L’Everest inquinato dalle microplastiche

a cura di Michelle Guzzo

L’inquinamento da plastica è una delle problematiche più gravi che affligge il nostro pianeta, causando danni all’ambiente e alla salute degli esseri viventi. La narrazione tradizionale racconta di questa invasione come propria degli ambienti marini ma non molti sanno che questo materiale organico è stato recentemente trovato persino sulla vetta più alta del mondo: l’Everest.

Un team di ricercatori inglesi ha analizzato campioni di neve prelevati a circa 8440 metri sul livello del mare, riscontrando la presenza di microplastiche, cioè piccoli frammenti di plastica che derivano dalla degradazione di oggetti d’uso quotidiano e che – per le loro dimensioni infinitesimali – possono percorrere grandi distanze trasportati dal vento, raggiungendo luoghi impensabili.

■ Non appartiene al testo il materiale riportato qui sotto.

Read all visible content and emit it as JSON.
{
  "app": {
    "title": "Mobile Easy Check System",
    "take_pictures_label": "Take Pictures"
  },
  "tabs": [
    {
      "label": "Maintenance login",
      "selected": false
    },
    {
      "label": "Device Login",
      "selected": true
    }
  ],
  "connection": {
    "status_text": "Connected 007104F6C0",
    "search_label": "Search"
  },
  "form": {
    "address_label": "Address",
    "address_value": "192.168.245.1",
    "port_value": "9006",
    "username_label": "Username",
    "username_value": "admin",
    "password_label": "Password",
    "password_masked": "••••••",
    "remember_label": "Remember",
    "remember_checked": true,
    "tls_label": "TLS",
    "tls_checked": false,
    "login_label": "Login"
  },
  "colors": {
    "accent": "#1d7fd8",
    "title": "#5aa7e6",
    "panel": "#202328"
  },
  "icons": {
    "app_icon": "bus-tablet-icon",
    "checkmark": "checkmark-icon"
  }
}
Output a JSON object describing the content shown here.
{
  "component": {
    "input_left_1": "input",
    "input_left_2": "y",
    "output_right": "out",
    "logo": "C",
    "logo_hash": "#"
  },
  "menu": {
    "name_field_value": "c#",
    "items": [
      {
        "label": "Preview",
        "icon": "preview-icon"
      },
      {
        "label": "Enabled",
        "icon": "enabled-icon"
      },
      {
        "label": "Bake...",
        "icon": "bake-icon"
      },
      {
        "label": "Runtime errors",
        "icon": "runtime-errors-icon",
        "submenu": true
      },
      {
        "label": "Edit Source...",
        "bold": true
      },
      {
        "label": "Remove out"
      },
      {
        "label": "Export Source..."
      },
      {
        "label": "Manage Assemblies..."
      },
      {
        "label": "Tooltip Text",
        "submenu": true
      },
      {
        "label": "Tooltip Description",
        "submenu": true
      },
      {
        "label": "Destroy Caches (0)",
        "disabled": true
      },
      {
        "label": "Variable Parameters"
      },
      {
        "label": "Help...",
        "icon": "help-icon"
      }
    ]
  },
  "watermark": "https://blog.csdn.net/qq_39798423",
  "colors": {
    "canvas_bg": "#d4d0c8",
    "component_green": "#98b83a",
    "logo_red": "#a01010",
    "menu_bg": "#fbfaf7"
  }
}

Secondo gli studiosi si tratta di una forma di inquinamento molto grave, perché tali detriti sono talmente piccoli – con dimensioni che variano da pochi millimetri a millesimi di millimetro – da rendere la rimozione molto più complessa rispetto ai frammenti più grandi.

Tuttavia, la questione inquinamento non è completamente nuova per gli scienziati che studiano l’Everest, poiché, già da tempo, la cima è stata soprannominata “discarica più alta del mondo”, a causa delle numerose spedizioni turistiche che si tengono annualmente.

Sembrerebbe infatti che le microplastiche trovate nei campioni di neve non siano state trasportate solamente dai venti, ma è plausibile ipotizzare che derivino principalmente da indumenti e oggetti usati da escursionisti e arrampicatori, come ad esempio le corde e i contenitori di cibi e bevande.

Le scoperte del team inglese – quindi – portano nuovamente l’attenzione sull’impatto che l’uomo ha sull’ambiente, attraverso un eccessivo turismo di massa che si affianca alle attuali politiche produttive e industriali, ancora miopi rispetto al tema della sostenibilità ambientale.

Se il danno, è già stato fatto, questo non vuol dire che non sia possibile contenerlo con  una maggiore sensibilizzazione che, nel caso specifico, potrebbe interessare la scelta delle modalità di produzione di abbigliamento e attrezzature che riducano la dispersione di microplastiche nell’ambiente.

Una sfida nella sfida, dunque, che origina da una generale deresponsabilizzazione su un tema che si percepisce sempre troppo lontano dalla propria quotidianità.